College of Pharmaceutical Sciences, Capital Medical University, No 10 You An Men Xitoutiao, Beijing 100069, PR China.
Eur J Med Chem. 2011 Nov;46(11):5598-608. doi: 10.1016/j.ejmech.2011.09.027. Epub 2011 Sep 24.
High anti-thrombotic activity of aminoacid modified tetrahydro-β-carbolines was generally correlated with a small proximity of the side chain of the aminoacid residue to the carboline-cycle. This paper explored that the aromatization of the tetrahydro-β-carboline-cycle of N-(1-methyl-β-tetrahydrocarboline-3-carbonyl)-N'-(aminoacid-acyl)-hydrazines leaded to N-(1-methyl-β-carboline-3-carbonyl)-N'-(aminoacid-acyl)-hydrazines and decreased the proximity of the side chain of the aminoacid residue to the carboline-cycle. The in vitro activities of inhibiting pig platelet aggregation induced by PAF, ADP, and AA, as well as the in vivo anti-thrombotic activities of inhibiting rat thrombosis of these aromatized derivatives were generally higher than that of N-(1-methyl-β-tetrahydrocarboline-3-carbonyl)-N'-(aminoacid-acyl)-hydrazines. The understanding was also obtained from the 3D QSAR analysis.

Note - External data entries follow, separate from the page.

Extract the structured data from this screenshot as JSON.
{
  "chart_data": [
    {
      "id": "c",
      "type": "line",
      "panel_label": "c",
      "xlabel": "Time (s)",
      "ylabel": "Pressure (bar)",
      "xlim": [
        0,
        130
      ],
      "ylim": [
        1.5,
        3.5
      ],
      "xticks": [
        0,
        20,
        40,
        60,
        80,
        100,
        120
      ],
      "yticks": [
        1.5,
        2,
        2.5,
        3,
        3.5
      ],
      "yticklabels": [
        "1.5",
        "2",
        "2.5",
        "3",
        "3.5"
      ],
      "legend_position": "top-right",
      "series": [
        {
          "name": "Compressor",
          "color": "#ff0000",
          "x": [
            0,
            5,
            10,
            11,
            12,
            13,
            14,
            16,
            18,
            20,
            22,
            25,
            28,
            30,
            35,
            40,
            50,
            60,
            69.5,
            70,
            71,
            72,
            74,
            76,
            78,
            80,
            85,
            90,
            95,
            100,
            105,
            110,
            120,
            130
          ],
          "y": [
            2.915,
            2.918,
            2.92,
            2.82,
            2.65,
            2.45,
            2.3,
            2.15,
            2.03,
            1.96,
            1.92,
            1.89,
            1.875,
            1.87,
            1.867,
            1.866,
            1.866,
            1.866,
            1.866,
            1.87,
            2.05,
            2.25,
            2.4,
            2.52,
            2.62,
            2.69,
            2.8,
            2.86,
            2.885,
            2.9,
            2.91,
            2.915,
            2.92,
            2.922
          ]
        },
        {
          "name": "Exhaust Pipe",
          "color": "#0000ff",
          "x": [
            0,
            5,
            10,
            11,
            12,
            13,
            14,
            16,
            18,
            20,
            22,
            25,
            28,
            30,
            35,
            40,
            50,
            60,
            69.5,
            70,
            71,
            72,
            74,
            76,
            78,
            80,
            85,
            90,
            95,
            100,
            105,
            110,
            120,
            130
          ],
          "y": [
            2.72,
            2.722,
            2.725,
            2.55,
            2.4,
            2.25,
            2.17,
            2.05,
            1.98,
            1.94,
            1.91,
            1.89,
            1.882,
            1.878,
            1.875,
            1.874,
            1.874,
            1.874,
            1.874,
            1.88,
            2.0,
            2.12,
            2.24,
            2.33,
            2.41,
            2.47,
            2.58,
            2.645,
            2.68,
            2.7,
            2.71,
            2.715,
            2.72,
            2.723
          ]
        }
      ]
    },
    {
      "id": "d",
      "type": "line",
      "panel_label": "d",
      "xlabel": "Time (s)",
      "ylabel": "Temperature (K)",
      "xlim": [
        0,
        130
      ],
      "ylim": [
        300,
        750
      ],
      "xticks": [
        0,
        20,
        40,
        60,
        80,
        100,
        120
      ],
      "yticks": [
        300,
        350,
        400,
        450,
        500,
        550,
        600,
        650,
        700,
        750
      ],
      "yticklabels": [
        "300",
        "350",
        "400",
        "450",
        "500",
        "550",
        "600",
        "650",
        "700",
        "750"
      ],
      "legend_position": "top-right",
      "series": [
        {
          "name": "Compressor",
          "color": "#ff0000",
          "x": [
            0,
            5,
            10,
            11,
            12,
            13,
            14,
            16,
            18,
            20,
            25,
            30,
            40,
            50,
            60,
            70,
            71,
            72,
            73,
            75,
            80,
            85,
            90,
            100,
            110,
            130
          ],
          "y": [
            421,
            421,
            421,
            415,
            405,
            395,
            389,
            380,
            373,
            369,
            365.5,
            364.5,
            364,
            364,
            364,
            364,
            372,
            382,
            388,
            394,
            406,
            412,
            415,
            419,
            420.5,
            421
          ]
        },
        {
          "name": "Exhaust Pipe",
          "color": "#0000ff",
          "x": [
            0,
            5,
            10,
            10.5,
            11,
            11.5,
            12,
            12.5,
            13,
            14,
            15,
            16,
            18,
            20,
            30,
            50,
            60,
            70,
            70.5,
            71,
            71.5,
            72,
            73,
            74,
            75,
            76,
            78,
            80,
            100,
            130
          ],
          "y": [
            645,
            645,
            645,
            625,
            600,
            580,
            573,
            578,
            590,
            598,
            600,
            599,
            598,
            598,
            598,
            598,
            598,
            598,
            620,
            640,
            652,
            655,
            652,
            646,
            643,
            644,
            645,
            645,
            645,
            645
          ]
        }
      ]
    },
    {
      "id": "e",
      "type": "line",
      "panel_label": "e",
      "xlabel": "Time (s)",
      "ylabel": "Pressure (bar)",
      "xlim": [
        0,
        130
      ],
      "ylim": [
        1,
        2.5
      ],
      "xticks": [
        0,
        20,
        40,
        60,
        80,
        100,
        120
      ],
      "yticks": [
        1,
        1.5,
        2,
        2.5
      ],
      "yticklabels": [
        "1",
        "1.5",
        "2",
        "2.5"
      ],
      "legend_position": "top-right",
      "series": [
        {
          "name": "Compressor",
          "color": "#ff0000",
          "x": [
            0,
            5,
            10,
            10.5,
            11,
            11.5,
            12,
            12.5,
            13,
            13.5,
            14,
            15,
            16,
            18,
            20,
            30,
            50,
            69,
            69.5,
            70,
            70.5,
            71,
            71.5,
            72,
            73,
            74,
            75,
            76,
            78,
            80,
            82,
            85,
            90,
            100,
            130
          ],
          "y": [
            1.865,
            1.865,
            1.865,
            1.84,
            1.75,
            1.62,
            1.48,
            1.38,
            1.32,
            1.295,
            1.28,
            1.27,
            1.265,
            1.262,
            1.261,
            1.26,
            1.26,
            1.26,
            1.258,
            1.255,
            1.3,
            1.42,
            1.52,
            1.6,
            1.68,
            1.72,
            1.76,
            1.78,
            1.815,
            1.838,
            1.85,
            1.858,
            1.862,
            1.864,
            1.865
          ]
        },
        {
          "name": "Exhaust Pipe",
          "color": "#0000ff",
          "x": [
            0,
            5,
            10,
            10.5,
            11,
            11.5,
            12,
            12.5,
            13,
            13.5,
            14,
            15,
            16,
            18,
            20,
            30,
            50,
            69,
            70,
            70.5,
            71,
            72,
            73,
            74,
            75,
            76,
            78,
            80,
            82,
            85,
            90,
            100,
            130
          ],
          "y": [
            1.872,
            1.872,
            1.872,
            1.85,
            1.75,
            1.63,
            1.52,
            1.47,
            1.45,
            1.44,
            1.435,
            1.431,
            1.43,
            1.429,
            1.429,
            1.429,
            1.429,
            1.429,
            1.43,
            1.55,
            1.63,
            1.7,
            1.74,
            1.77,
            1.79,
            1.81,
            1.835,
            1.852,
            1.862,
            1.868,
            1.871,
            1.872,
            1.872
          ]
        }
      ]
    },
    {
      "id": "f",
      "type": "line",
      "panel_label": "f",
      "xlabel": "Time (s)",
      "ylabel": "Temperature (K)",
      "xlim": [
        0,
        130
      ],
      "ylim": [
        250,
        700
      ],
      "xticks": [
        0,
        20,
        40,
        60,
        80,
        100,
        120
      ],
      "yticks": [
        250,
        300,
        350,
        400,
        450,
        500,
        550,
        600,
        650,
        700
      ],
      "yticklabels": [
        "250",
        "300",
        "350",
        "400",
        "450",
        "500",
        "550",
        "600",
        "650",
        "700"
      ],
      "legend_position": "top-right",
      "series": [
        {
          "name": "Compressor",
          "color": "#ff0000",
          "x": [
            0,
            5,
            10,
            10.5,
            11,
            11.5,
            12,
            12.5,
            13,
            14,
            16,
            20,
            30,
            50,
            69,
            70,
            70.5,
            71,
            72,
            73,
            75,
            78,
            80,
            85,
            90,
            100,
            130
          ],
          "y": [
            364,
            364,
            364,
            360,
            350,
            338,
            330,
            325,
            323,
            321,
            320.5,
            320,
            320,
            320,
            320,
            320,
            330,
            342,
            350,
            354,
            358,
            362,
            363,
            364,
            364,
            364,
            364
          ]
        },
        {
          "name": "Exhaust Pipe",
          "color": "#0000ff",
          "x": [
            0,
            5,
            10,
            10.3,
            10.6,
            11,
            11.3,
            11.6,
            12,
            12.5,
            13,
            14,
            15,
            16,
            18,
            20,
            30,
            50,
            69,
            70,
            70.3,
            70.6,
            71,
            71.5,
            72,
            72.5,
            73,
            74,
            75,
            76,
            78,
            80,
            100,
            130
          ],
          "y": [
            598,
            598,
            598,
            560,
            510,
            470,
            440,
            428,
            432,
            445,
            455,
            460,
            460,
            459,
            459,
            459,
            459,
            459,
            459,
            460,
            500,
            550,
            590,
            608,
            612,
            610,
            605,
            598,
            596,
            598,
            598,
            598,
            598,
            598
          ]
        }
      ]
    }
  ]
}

高抗血栓活性的氨基酸修饰四氢-β-咔啉通常与氨基酸残基的侧链与咔啉环的接近程度有关。本文探讨了 N-(1-甲基-β-四氢咔啉-3-羰基)-N'-(氨基酸酰基)-酰肼的四氢-β-咔啉环的芳构化导致 N-(1-甲基-β-咔啉-3-羰基)-N'-(氨基酸酰基)-酰肼的形成,从而降低了氨基酸残基的侧链与咔啉环的接近程度。这些芳构化衍生物抑制 PAF、ADP 和 AA 诱导的猪血小板聚集的体外活性以及抑制大鼠血栓形成的体内抗血栓活性通常高于 N-(1-甲基-β-四氢咔啉-3-羰基)-N'-(氨基酸酰基)-酰肼。通过 3D-QSAR 分析也得到了这一认识。